The securiy of this scheme relies mostly on the secrecy of the Ed25519 master key. When this key is compromised, an attacker can generate any certificate and is able to generate correct signatures.

If the private key of the TLS session gets compromised, the attacker will be able to reuse the TLS certificate. They can also generate any certificate which contains the same data as the (legitimately signed) TBS struct. Therefore it is important that the client uses tight parameters. In particular, I advise any implementer to use a short validity time.

The main problem that I see with the security of this system is that it discards regular checking of client certificates. Verifying PKI certificates is a very elaborate process and implementers often overlook tiny but critical checks which fully compromise the security of the scheme [gotofail, self-signed]. PKI is something that you really don’t want to screw around with, because it is too easy to get it wrong.

Performance

As TLS is optimised to be efficient, this scheme is pretty fast. The main drag on the performance of the system is the generation of the (RSA) key on the client side, because generating large prime numbers is a slow process. On my laptop, the key generation process takes a little less than a second, which is not too long for a session, but is surely too much to compute per request.

Reuse the RSA key pair

This can be mitigated against by caching the RSA private key and reusing this for different certificates. This is actually not really bad for security, as we can expect the RSA private key to remain secret at least during the session of a user, especially if we assume that the security of the Ed25519 master key is ensured.

Use ECDSAWithSHA256

Another way to speed up the certificate generation is to not use RSA keys, but use ECDSA keys instead. When doing this, I would recommend to use the P-256 curve. (Some people don’t like the NIST curves, but these are the only ones supported by TLS 1.2, so we don’t have any other option.)

Discussion & conclusion

First of all, this tweak to X.509 is large enough that it needs a lot of customisation to the application in which it will be implemented. I would argue that it is probably a lot easier to just think of another (possibly home-made) protocol that you can use for this. An example of a simple solution is to just use some one-time-password scheme with HTTP. You will probably need to use a native extension to generate the Ed25519 signatures, but you’d also need this when extending TLS. If everything else fails you could perhaps even use tweetnacl-js.
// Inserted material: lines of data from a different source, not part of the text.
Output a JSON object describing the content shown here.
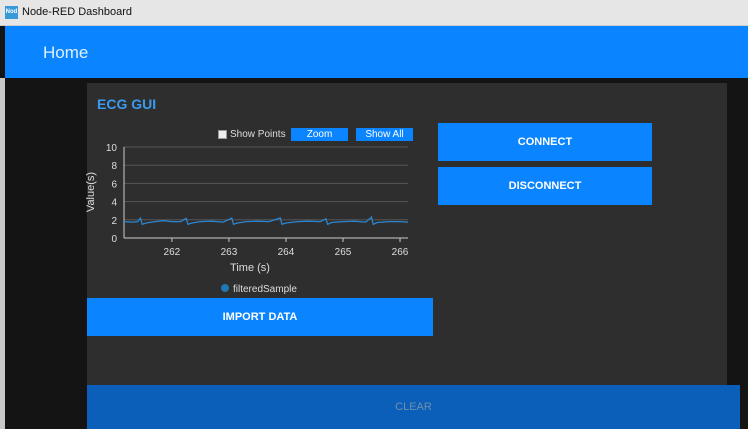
{
  "window": {
    "title": "Node-RED Dashboard",
    "icon": "node-red-icon"
  },
  "header": {
    "title": "Home"
  },
  "group": {
    "title": "ECG GUI"
  },
  "chart_controls": {
    "show_points": "Show Points",
    "show_points_checked": false,
    "zoom": "Zoom",
    "show_all": "Show All"
  },
  "buttons": {
    "connect": "CONNECT",
    "disconnect": "DISCONNECT",
    "import": "IMPORT DATA",
    "clear": "CLEAR"
  },
  "chart_data": {
    "type": "line",
    "xlabel": "Time (s)",
    "ylabel": "Value(s)",
    "xlim": [
      261.16,
      266.14
    ],
    "ylim": [
      0,
      10
    ],
    "xticks": [
      "262",
      "263",
      "264",
      "265",
      "266"
    ],
    "yticks": [
      "0",
      "2",
      "4",
      "6",
      "8",
      "10"
    ],
    "grid": true,
    "legend_position": "bottom",
    "series": [
      {
        "name": "filteredSample",
        "color": "#1f77b4",
        "points": [
          [
            261.16,
            1.8
          ],
          [
            261.3,
            1.75
          ],
          [
            261.4,
            1.8
          ],
          [
            261.45,
            2.2
          ],
          [
            261.48,
            1.5
          ],
          [
            261.55,
            1.65
          ],
          [
            261.7,
            1.8
          ],
          [
            261.85,
            1.9
          ],
          [
            262.0,
            1.8
          ],
          [
            262.15,
            1.8
          ],
          [
            262.25,
            2.15
          ],
          [
            262.28,
            1.5
          ],
          [
            262.35,
            1.65
          ],
          [
            262.5,
            1.8
          ],
          [
            262.7,
            1.85
          ],
          [
            262.9,
            1.75
          ],
          [
            263.05,
            2.2
          ],
          [
            263.08,
            1.5
          ],
          [
            263.15,
            1.65
          ],
          [
            263.3,
            1.8
          ],
          [
            263.5,
            1.85
          ],
          [
            263.7,
            1.8
          ],
          [
            263.9,
            2.2
          ],
          [
            263.93,
            1.5
          ],
          [
            264.0,
            1.65
          ],
          [
            264.2,
            1.8
          ],
          [
            264.4,
            1.85
          ],
          [
            264.6,
            1.8
          ],
          [
            264.7,
            2.1
          ],
          [
            264.73,
            1.5
          ],
          [
            264.8,
            1.7
          ],
          [
            265.0,
            1.8
          ],
          [
            265.2,
            1.85
          ],
          [
            265.4,
            1.75
          ],
          [
            265.5,
            2.3
          ],
          [
            265.53,
            1.5
          ],
          [
            265.6,
            1.7
          ],
          [
            265.8,
            1.8
          ],
          [
            266.0,
            1.8
          ],
          [
            266.14,
            1.75
          ]
        ]
      }
    ]
  }
}
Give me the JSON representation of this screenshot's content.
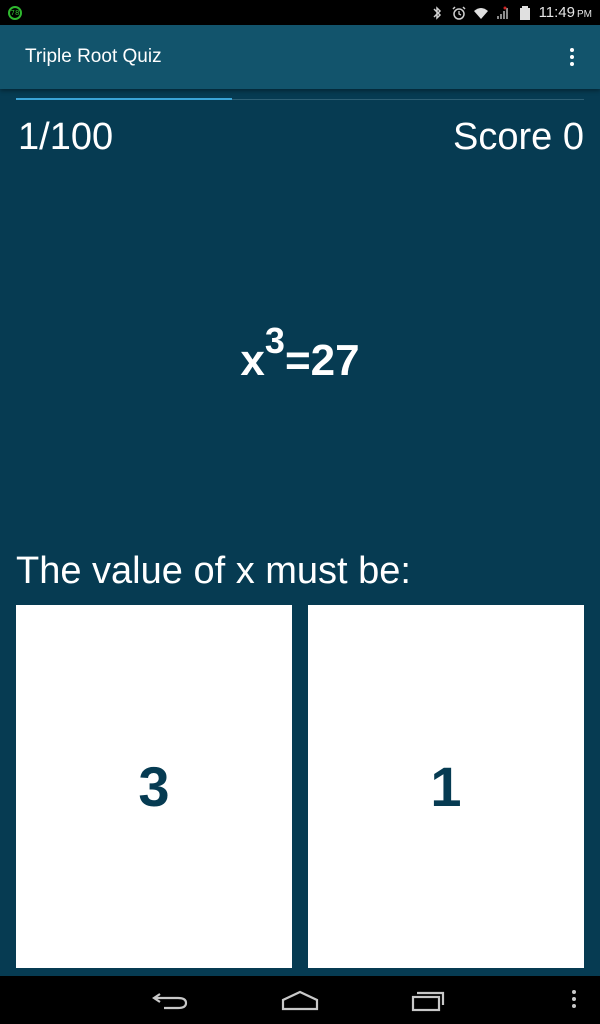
{
  "status_bar": {
    "battery_level": "78",
    "time": "11:49",
    "ampm": "PM",
    "icons": [
      "bluetooth-icon",
      "alarm-icon",
      "wifi-icon",
      "signal-icon",
      "battery-icon"
    ]
  },
  "app_bar": {
    "title": "Triple Root Quiz",
    "overflow_icon": "overflow-menu-icon"
  },
  "quiz": {
    "progress": 0.38,
    "counter": "1/100",
    "score": "Score 0",
    "equation_base": "x",
    "equation_exponent": "3",
    "equation_rhs": "=27",
    "prompt": "The value of x must be:",
    "answers": [
      "3",
      "1"
    ]
  },
  "nav_bar": {
    "icons": [
      "back-icon",
      "home-icon",
      "recent-apps-icon",
      "menu-icon"
    ]
  },
  "colors": {
    "background": "#063b52",
    "app_bar": "#12546c",
    "accent": "#3ba4d6",
    "answer_bg": "#ffffff",
    "answer_text": "#063b52"
  }
}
I know that people use crypto libraries implemented in JavaScript, but also this is something that I’d try to stay away from. Web pages and browsers are just not very predictable. You just never know if there is some malvertisement (malware advertisement) running in the same page.

So Sean, If you would ask me whether I would use this myself I think that would be a big fat no. After screwing around with X.509 for a couple of days I found that there are just too much nitty gritty checks that you will get wrong. The system is just too complex. X.509 was made for certificate chains, i.e. for delegating trust to a trusted party (root CA). Adding TLS extensions would be good for adding control to the server. For example, Extended Key Usage is a good idea for restricting the usage of a X.509 certificate. But to me a protocol that requires you to implement all the checks yourself just feels like a recipe for disaster.